Ce contrôle généalogique a de fait persisté jusqu’à nos jours dans les segments blancs dominants des sociétés antillaises, notamment chez les békés de la Martinique. La domination sans partage exercée par le groupe blanc, dit « béké », descendant des premiers colons et resté maître de la terre requérait une stricte séparation entre ce groupe et les autres segments sociaux – c’est la logique de la ligne de couleur – qui ne pouvait être assurée que par une stricte surveillance des alliances au sein desquelles était assurée la procréation légitime servant à sa propre reproduction. Les blancs originaires s’y sont donc enfermés dans une stricte endogamie, admettant difficilement l’éventualité de mariages interraciaux, grâce à une protection permanente de la sexualité́ des femmes, auxquelles est revenu, dans le cadre de leurs enfantements légitimes, le soin d’assurer la reproduction du groupe identique à lui-même, réputé « pur » de tout mélange (les hommes ne se privant pas d’alimenter par leurs unions illégitimes le mouvement général de métissage), tout individu suspecté d’ascendance mêlée ou tout déviant à la règle d’alliance en étant exclu25. Pour faire face à la menace de découverte d’une ascendance mêlée, le secret (de la part des acteurs concernés), appuyé sur le silence, s’est généralement imposé.
Du côté du racisme américain : le « passing »
On trouve une configuration raciale de même type dans la société américaine, depuis la période esclavagiste jusqu’à nos jours. L’angoisse devant la dilution de la trace y est historiquement attestée : la colour bar, analogue à la ligne de couleur de l’ancienne Saint- Domingue, y est demeurée une réalité. S’y est développée une conception selon laquelle une « goutte de sang » suffit pour tacher un lignage, opinion qui s’est répandue dans une bonne part de l’univers colonial, mais qui trouve son expression la plus accomplie dans la règle de descendance américaine connue sous le nom de one drop rule26. Une règle d’hypo-descendance s’est imposée, instrument généalogique permettant d’attribuer une identité raciale non ambiguë à chaque individu, ce qui a permis d’installer une grande clarté distinctive entre « blancs » et « noirs ». L’hypo-descendance ignore en effet le métissage, c’est la pratique du « tout ou rien » en matière raciale.

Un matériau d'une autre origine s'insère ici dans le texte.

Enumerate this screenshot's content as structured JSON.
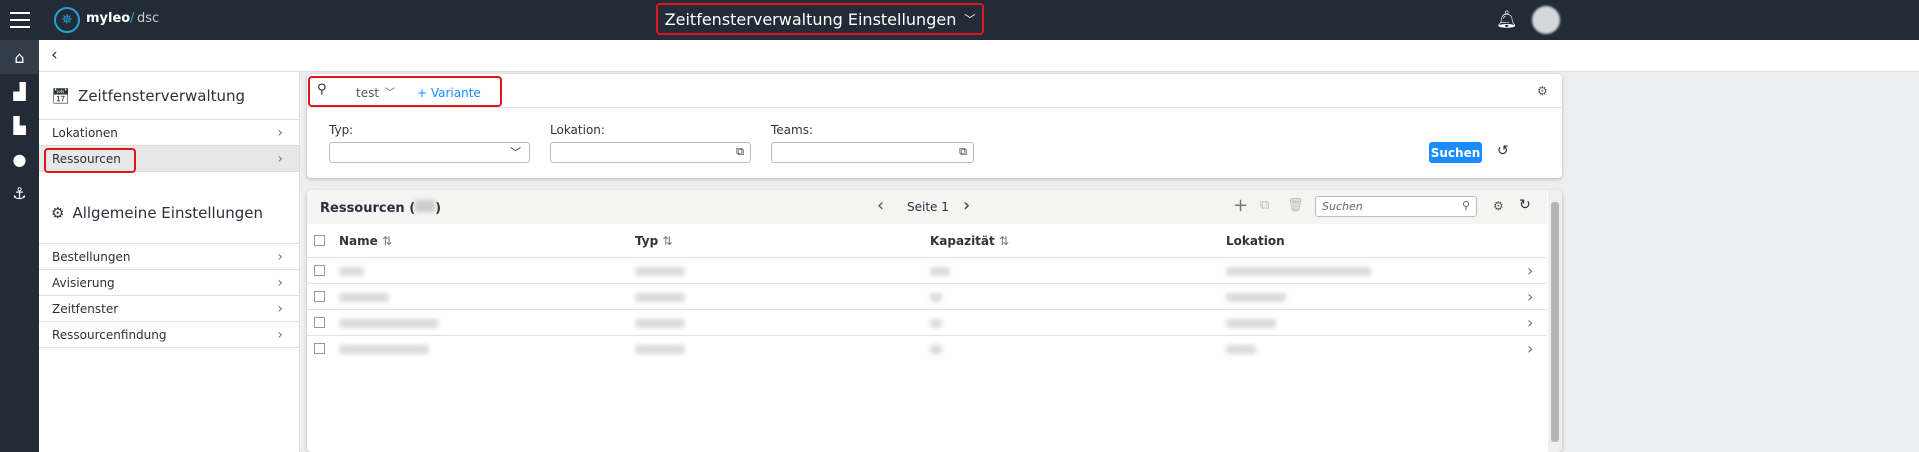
{
  "header": {
    "brand": "myleo",
    "brand_suffix": "dsc",
    "title": "Zeitfensterverwaltung Einstellungen"
  },
  "left": {
    "section1": "Zeitfensterverwaltung",
    "items1": [
      "Lokationen",
      "Ressourcen"
    ],
    "section2": "Allgemeine Einstellungen",
    "items2": [
      "Bestellungen",
      "Avisierung",
      "Zeitfenster",
      "Ressourcenfindung"
    ]
  },
  "filter": {
    "variant": "test",
    "add_variant": "+ Variante",
    "typ_label": "Typ:",
    "lokation_label": "Lokation:",
    "teams_label": "Teams:",
    "search_button": "Suchen"
  },
  "table": {
    "title": "Ressourcen (",
    "title_end": ")",
    "page": "Seite 1",
    "search_placeholder": "Suchen",
    "columns": [
      "Name",
      "Typ",
      "Kapazität",
      "Lokation"
    ]
  },
  "colors": {
    "accent": "#1a8cff",
    "topbar": "#232b36"
  }
}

Selon cette règle de descendance, il suffit d’une goutte de sang noir pour être catalogué comme noir, ce qui assigne aux individus une catégorie raciale et une seule, sur la base de celle de leurs parents. Dans le cadre de cette représentation arbitraire (alors même qu’elle est pensée naturelle) et parfaitement dissymétrique, l’une des catégories est amenée à englober tous les mélanges éventuels, avec le développement d’un large continuum phénotypique, du noir à la pâleur la plus extrême27, alors que l’autre est supposée maintenue dans sa pureté. C’est là la traduction maximaliste d’une conception du « métabolisme » racial réduisant l’identité́ « blanche » à un objet d’altération infiniment vulnérable et l’ascendance « noire » à un agent de corruption parfaitement efficace, comme si l’ancêtre noir postulé était doté́ d’une telle puissance qu’il serait capable, fût-il le seul représentant de sa couleur dans l’ancestralité d’un individu, de souiller toute une lignée28.

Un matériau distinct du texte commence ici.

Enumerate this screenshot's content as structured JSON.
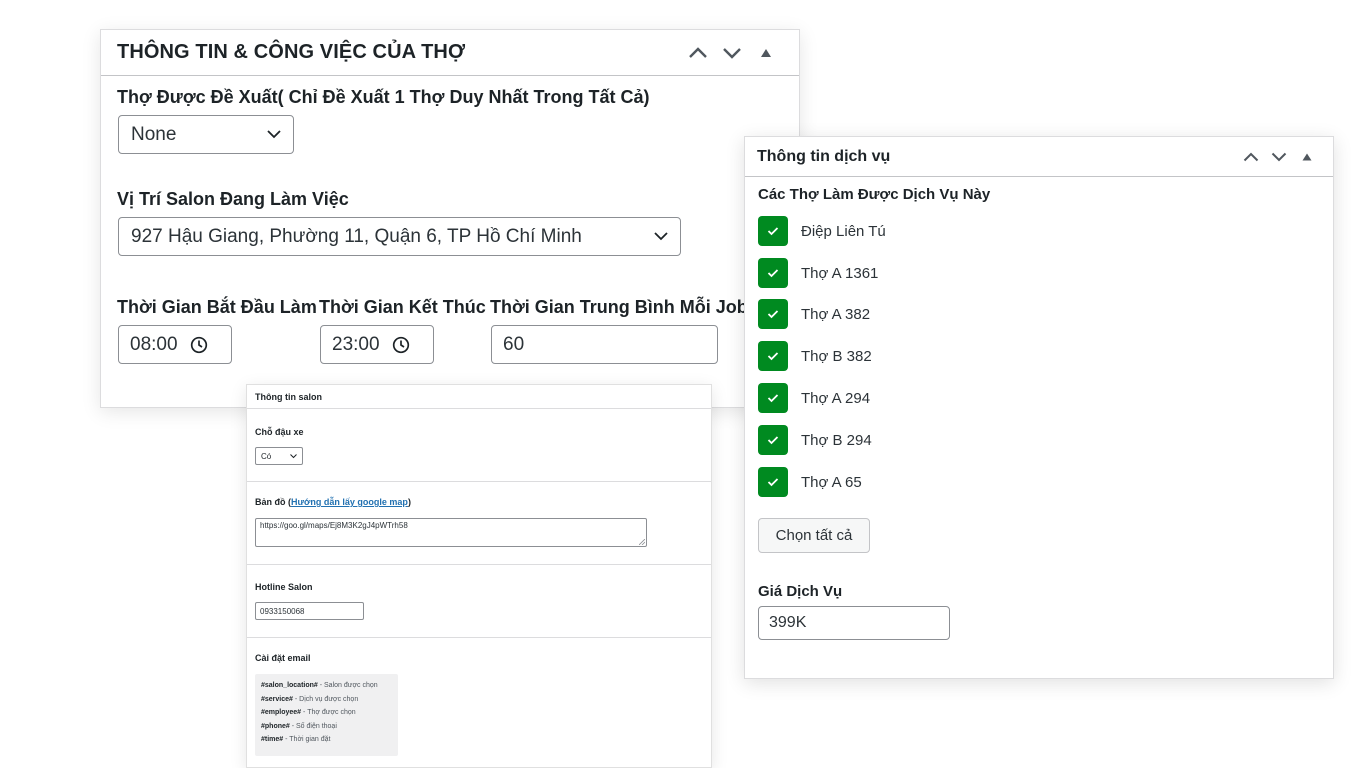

Mais, du fait même de cette règle généalogique arbitraire, des individus très clairs, voire franchement « blancs », ont continué à être catalogués comme « noirs ». D’où la tentation, pour les sujets concernés, dénommés jusqu’aux années 1960 les « white negroes », de passer de l’autre côté de la ligne, ce qui est désigné dans la culture américaine par le terme de passing... Mobilité raciale favorisée par l’extension géographique du pays (rendant difficile un strict contrôle généalogique et l’identification raciale sur une base locale), ainsi que par les mutations sociales et économiques de la deuxième moitié́ du XIXe siècle : industrialisation, développement des moyens de transport, migrations internes (des Noirs du Sud vers le Nord) ou externes (flots d’immigrants européens), ce qui a favorisé l’expansion des grandes villes du Nord-Est et un plus haut degré́ d’anonymat, autant d’éléments propices aux « doubles vies » et à toutes les dissimulations raciales29… Il suffisait, pour passer la ligne, d’une nouvelle adresse, d’un changement de nom, le défi le plus complexe résidant dans la nécessité de ne surtout pas laisser d’indices derrière soi, afin d’installer une chape de silence sur la mémoire collective. La forme d’une lèvre, la texture des cheveux, un bronzage persistant, tout indice pouvait faire naître la suspicion : gare à ceux qui tentaient de se faire passer pour ce qu’ils n’étaient pas et en tiraient indûment les bénéfices ! L’obsession de la traque des « faux Blancs » pèse sur le passing.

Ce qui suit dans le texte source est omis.